Investimenti tra impatto e prevenzione dei rischi
Come già visto, gli investimenti sostenibili devono avere un impatto sulla natura o sulla società. Gli investimenti responsabili si concentrano sulla minimizzazione dei rischi ESG. Oltre alla sostenibilità ecologica o sociale, anche la sostenibilità finanziaria, ovvero l’investimento del proprio patrimonio in maniera da rispondere alle sfide del futuro, riveste un ruolo importante. Ciò è particolarmente evidente nel modo di procedere delle investitrici e degli investitori facoltosi, che si avvalgono sempre più di strategie d’investimento sostenibili o responsabili. Ivo Mugglin-Mooser osserva: «Non è chiaro in quale direzione vada la correlazione: sono i clienti facoltosi a mostrare maggiore interesse oppure sono le banche a proporre più spesso prodotti d’investimento sostenibili e responsabili a questa tipologia di clientela? Entrambe le ipotesi sono plausibili. I colloqui sugli investimenti sostenibili e responsabili abbracciano una gamma di temi sempre più ampia e tali soluzioni sono particolarmente apprezzate nel private banking».
Disporre di un grande patrimonio di per sé non significa automaticamente investire meglio. Oggi anche chi ha un reddito normale può investire come in passato potevano fare soltanto le persone facoltose. Tuttavia, se si hanno a disposizione importi elevati, le opzioni sono più varie e si può disporre di un orizzonte temporale più lungo. In questo modo, le investitrici e gli investitori facoltosi possono prendere in considerazione i mercati del futuro non solo in modo puntuale, ma anche sistematico. Se l’obiettivo è preservare il patrimonio familiare per le generazioni successive, occorre tenere conto con coerenza dei rischi futuri per proteggerlo dalle perdite di valore. Chi può attendere più a lungo è inoltre in grado di prepararsi alle trasformazioni del mercato.

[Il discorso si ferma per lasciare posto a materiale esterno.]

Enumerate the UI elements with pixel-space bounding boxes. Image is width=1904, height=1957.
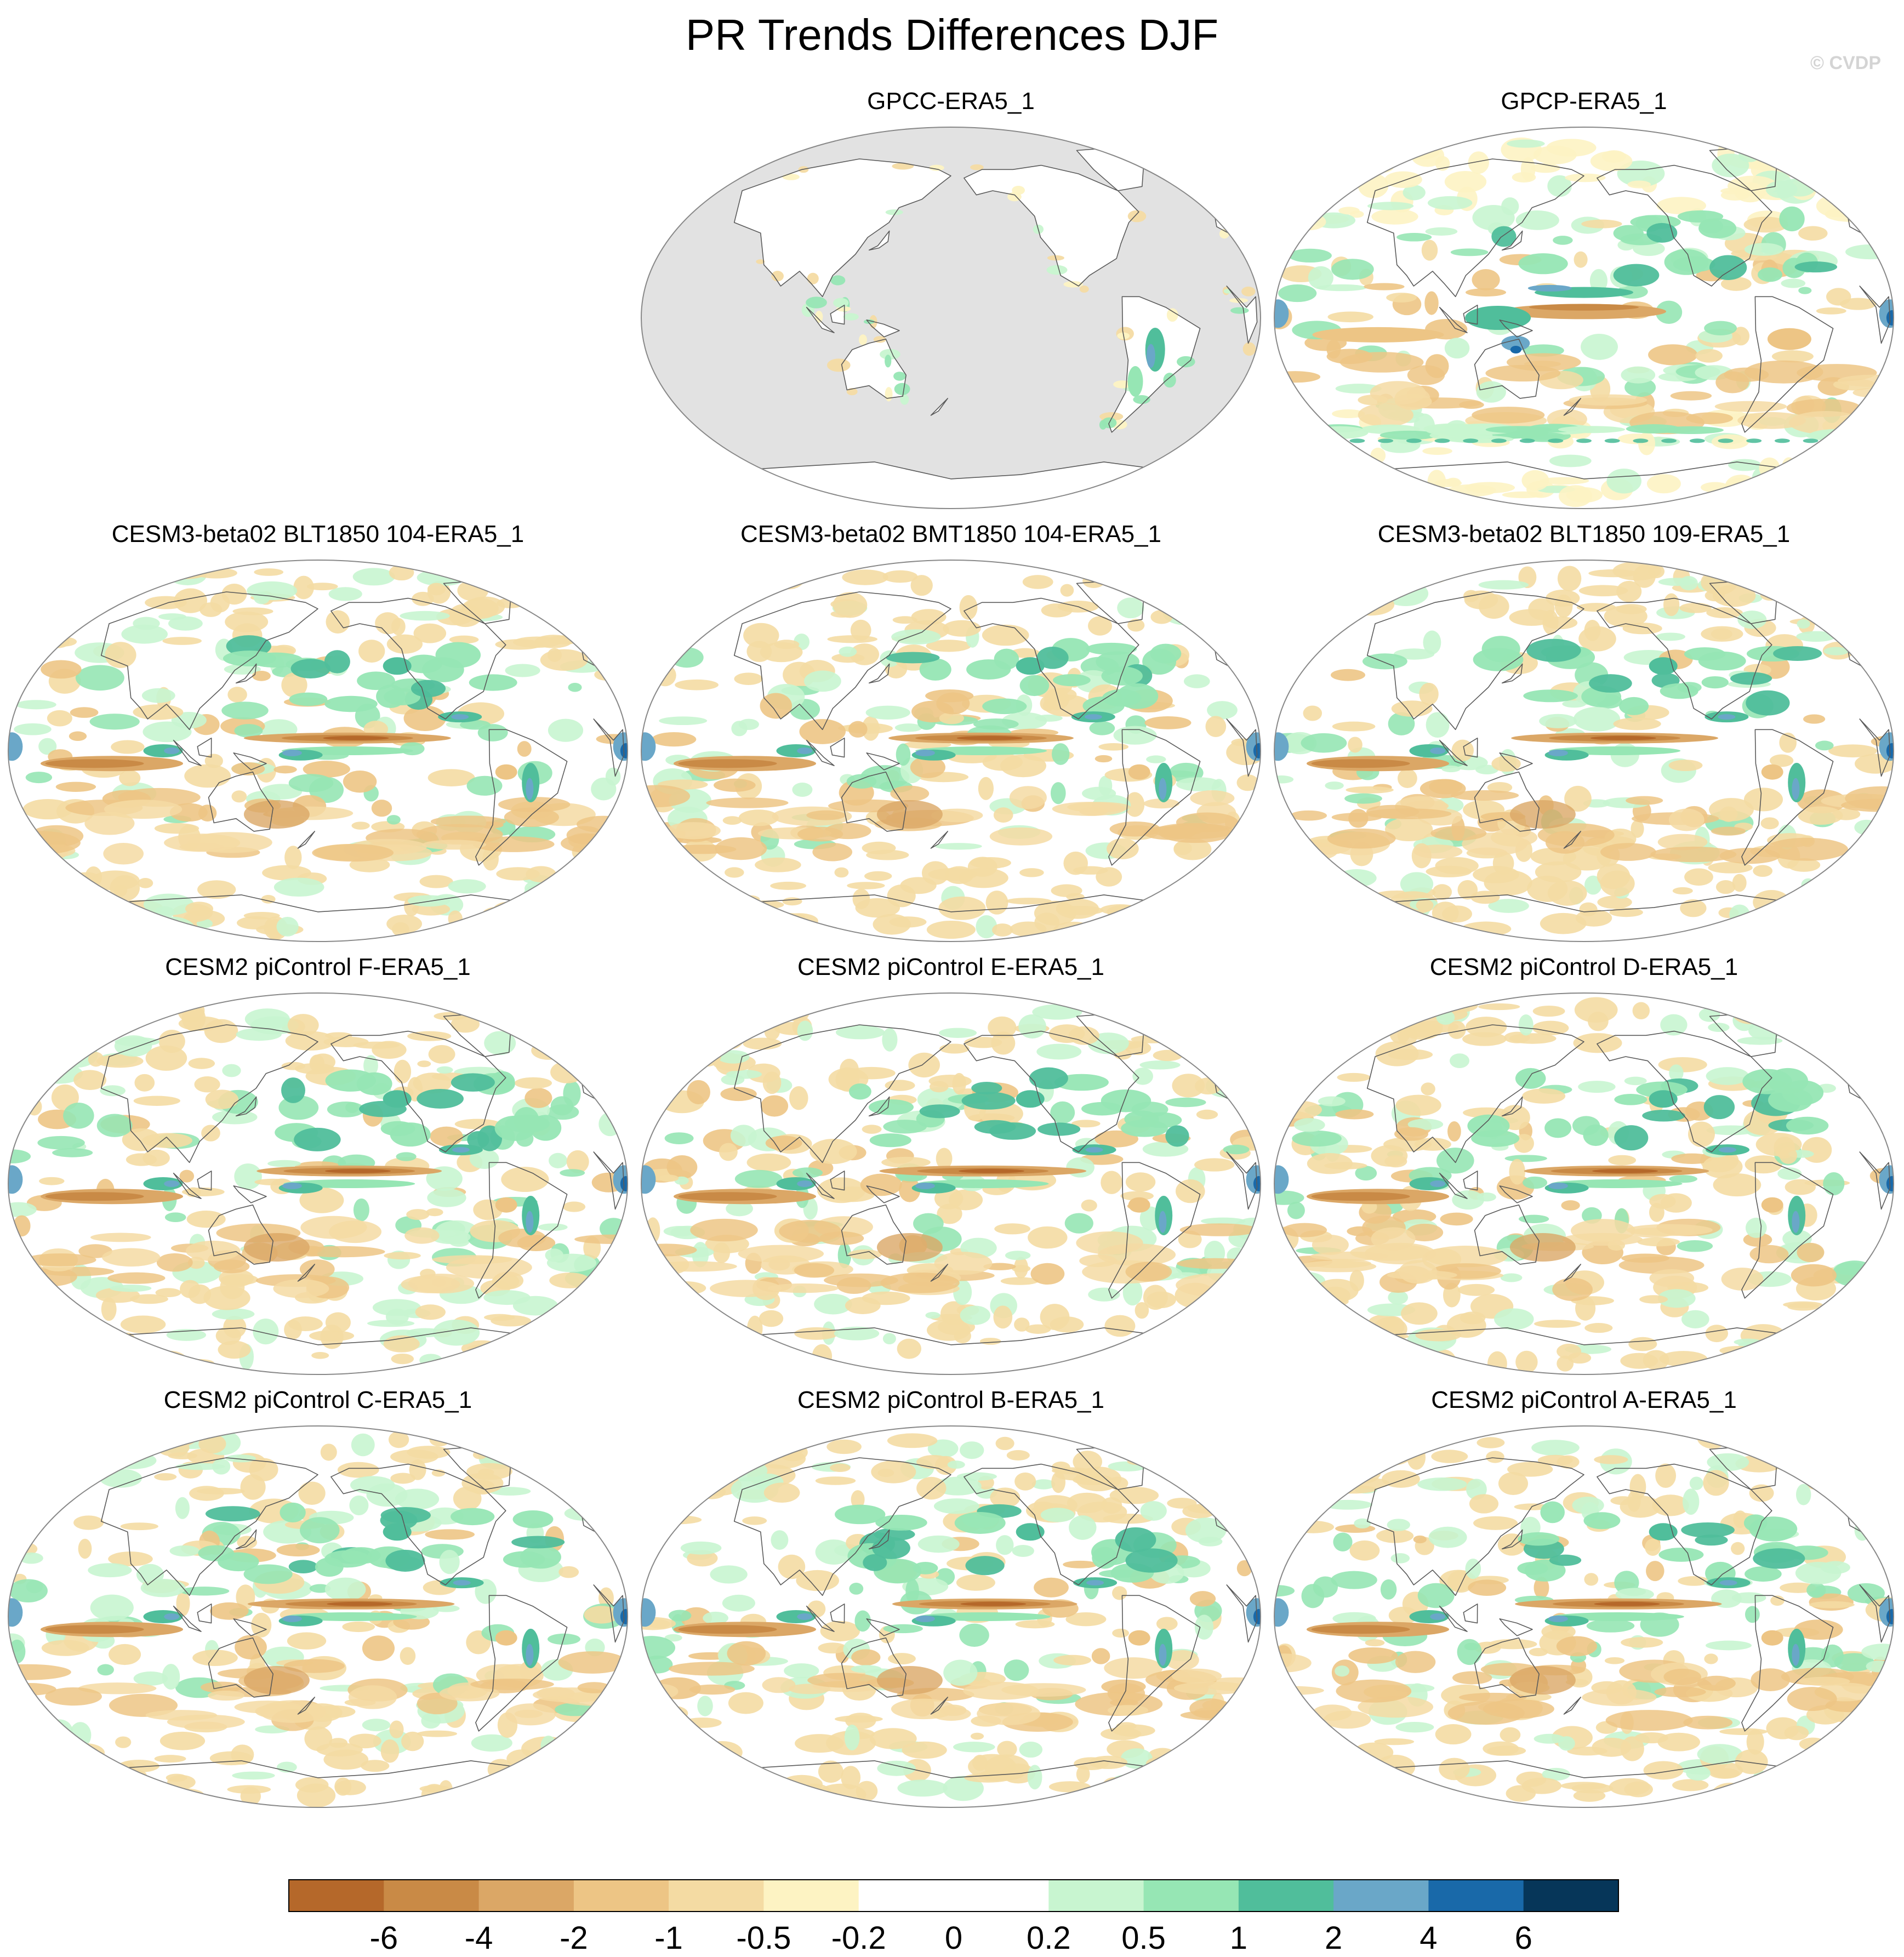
panel-gpcp: GPCP-ERA5_1 [1272, 88, 1896, 515]
panel-cesm3-bmt1850-104: CESM3-beta02 BMT1850 104-ERA5_1 [639, 521, 1263, 948]
panel-title: CESM2 piControl E-ERA5_1 [797, 954, 1104, 980]
map-cesm2-picontrol-d [1274, 992, 1894, 1375]
colorbar-swatch [1428, 1880, 1524, 1912]
colorbar: -6 -4 -2 -1 -0.5 -0.2 0 0.2 0.5 1 2 4 6 [288, 1879, 1619, 1956]
colorbar-tick-label: -2 [560, 1920, 588, 1956]
figure-title: PR Trends Differences DJF [685, 10, 1219, 59]
panel-title: CESM2 piControl C-ERA5_1 [163, 1387, 472, 1413]
colorbar-tick-label: 0.5 [1121, 1920, 1166, 1956]
colorbar-swatch [1048, 1880, 1144, 1912]
colorbar-swatch [1523, 1880, 1619, 1912]
panel-cesm3-blt1850-109: CESM3-beta02 BLT1850 109-ERA5_1 [1272, 521, 1896, 948]
map-cesm2-picontrol-e [641, 992, 1261, 1375]
map-cesm2-picontrol-f [8, 992, 628, 1375]
colorbar-swatch [1143, 1880, 1239, 1912]
panel-cesm2-picontrol-f: CESM2 piControl F-ERA5_1 [5, 954, 630, 1381]
map-gpcp [1274, 127, 1894, 509]
colorbar-swatch [858, 1880, 954, 1912]
panel-title: CESM3-beta02 BLT1850 104-ERA5_1 [111, 521, 525, 547]
colorbar-tick-label: -0.2 [831, 1920, 886, 1956]
colorbar-swatch [478, 1880, 574, 1912]
map-cesm2-picontrol-b [641, 1425, 1261, 1808]
colorbar-tick-label: -6 [370, 1920, 398, 1956]
map-gpcc [641, 127, 1261, 509]
colorbar-swatch [954, 1880, 1049, 1912]
panel-title: GPCC-ERA5_1 [867, 88, 1035, 115]
panel-cesm2-picontrol-d: CESM2 piControl D-ERA5_1 [1272, 954, 1896, 1381]
panel-cesm2-picontrol-b: CESM2 piControl B-ERA5_1 [639, 1387, 1263, 1814]
map-cesm3-bmt1850-104 [641, 560, 1261, 942]
map-cesm2-picontrol-a [1274, 1425, 1894, 1808]
panel-title: CESM2 piControl F-ERA5_1 [165, 954, 471, 980]
panel-title: GPCP-ERA5_1 [1501, 88, 1667, 115]
map-cesm2-picontrol-c [8, 1425, 628, 1808]
colorbar-swatch [1333, 1880, 1429, 1912]
colorbar-tick-label: -4 [465, 1920, 493, 1956]
panel-cesm3-blt1850-104: CESM3-beta02 BLT1850 104-ERA5_1 [5, 521, 630, 948]
panel-cesm2-picontrol-a: CESM2 piControl A-ERA5_1 [1272, 1387, 1896, 1814]
panel-title: CESM2 piControl A-ERA5_1 [1431, 1387, 1737, 1413]
colorbar-tick-label: 2 [1325, 1920, 1342, 1956]
map-cesm3-blt1850-104 [8, 560, 628, 942]
colorbar-swatch [763, 1880, 859, 1912]
panel-title: CESM3-beta02 BMT1850 104-ERA5_1 [740, 521, 1161, 547]
colorbar-swatch [289, 1880, 384, 1912]
colorbar-swatch [384, 1880, 480, 1912]
map-cesm3-blt1850-109 [1274, 560, 1894, 942]
colorbar-swatch [1238, 1880, 1334, 1912]
panel-gpcc: GPCC-ERA5_1 [639, 88, 1263, 515]
colorbar-tick-label: 0 [945, 1920, 962, 1956]
panel-title: CESM2 piControl B-ERA5_1 [797, 1387, 1104, 1413]
colorbar-tick-label: 0.2 [1027, 1920, 1071, 1956]
panel-title: CESM2 piControl D-ERA5_1 [1429, 954, 1738, 980]
colorbar-tick-label: -0.5 [736, 1920, 791, 1956]
colorbar-swatch [669, 1880, 764, 1912]
panel-cesm2-picontrol-e: CESM2 piControl E-ERA5_1 [639, 954, 1263, 1381]
colorbar-frame [288, 1879, 1619, 1912]
panel-title: CESM3-beta02 BLT1850 109-ERA5_1 [1377, 521, 1791, 547]
colorbar-tick-label: -1 [654, 1920, 683, 1956]
cvdp-credit: © CVDP [1810, 53, 1881, 73]
colorbar-tick-label: 4 [1420, 1920, 1437, 1956]
colorbar-swatch [573, 1880, 669, 1912]
panel-cesm2-picontrol-c: CESM2 piControl C-ERA5_1 [5, 1387, 630, 1814]
colorbar-tick-label: 1 [1230, 1920, 1247, 1956]
colorbar-tick-label: 6 [1515, 1920, 1532, 1956]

Le strategie delle investitrici e degli investitori facoltosi devono quindi anticipare sviluppi come la svolta energetica, la decarbonizzazione o i requisiti internazionali in materia di trasparenza. «Può essere che abbiano maggiore interesse anche perché tendono ad avere più denaro a disposizione e utilizzano più spesso una strategia core-satellite». Questo ha consentito loro di orientarsi prima verso altre classi d’investimento e di assumere rischi più elevati», spiega Mugglin-Mooser, ricostruendo il contesto storico.
Al contempo, gli investimenti sostenibili o responsabili offrono a chi investe con un patrimonio elevato la possibilità di influire in modo mirato su aziende e tecnologie promettenti, beneficiando così della crescita economica strutturale. Attraverso una gestione attiva dello stewardship, gli investitori istituzionali non solo indirizzano i flussi di capitale verso organizzazioni sostenibili, ma formulano anche aspettative chiare e supportano in modo mirato le aziende nel raggiungimento dei loro obiettivi di sostenibilità. Una delle sfide principali consiste anche nel distinguere gli investimenti sostenibili o responsabili credibili da quelle che sono mere promesse. Una strategia chiara aiuta a evitare lacune nei dati, standard disomogenei e greenwashing, e apre l’accesso a mercati in crescita strutturale.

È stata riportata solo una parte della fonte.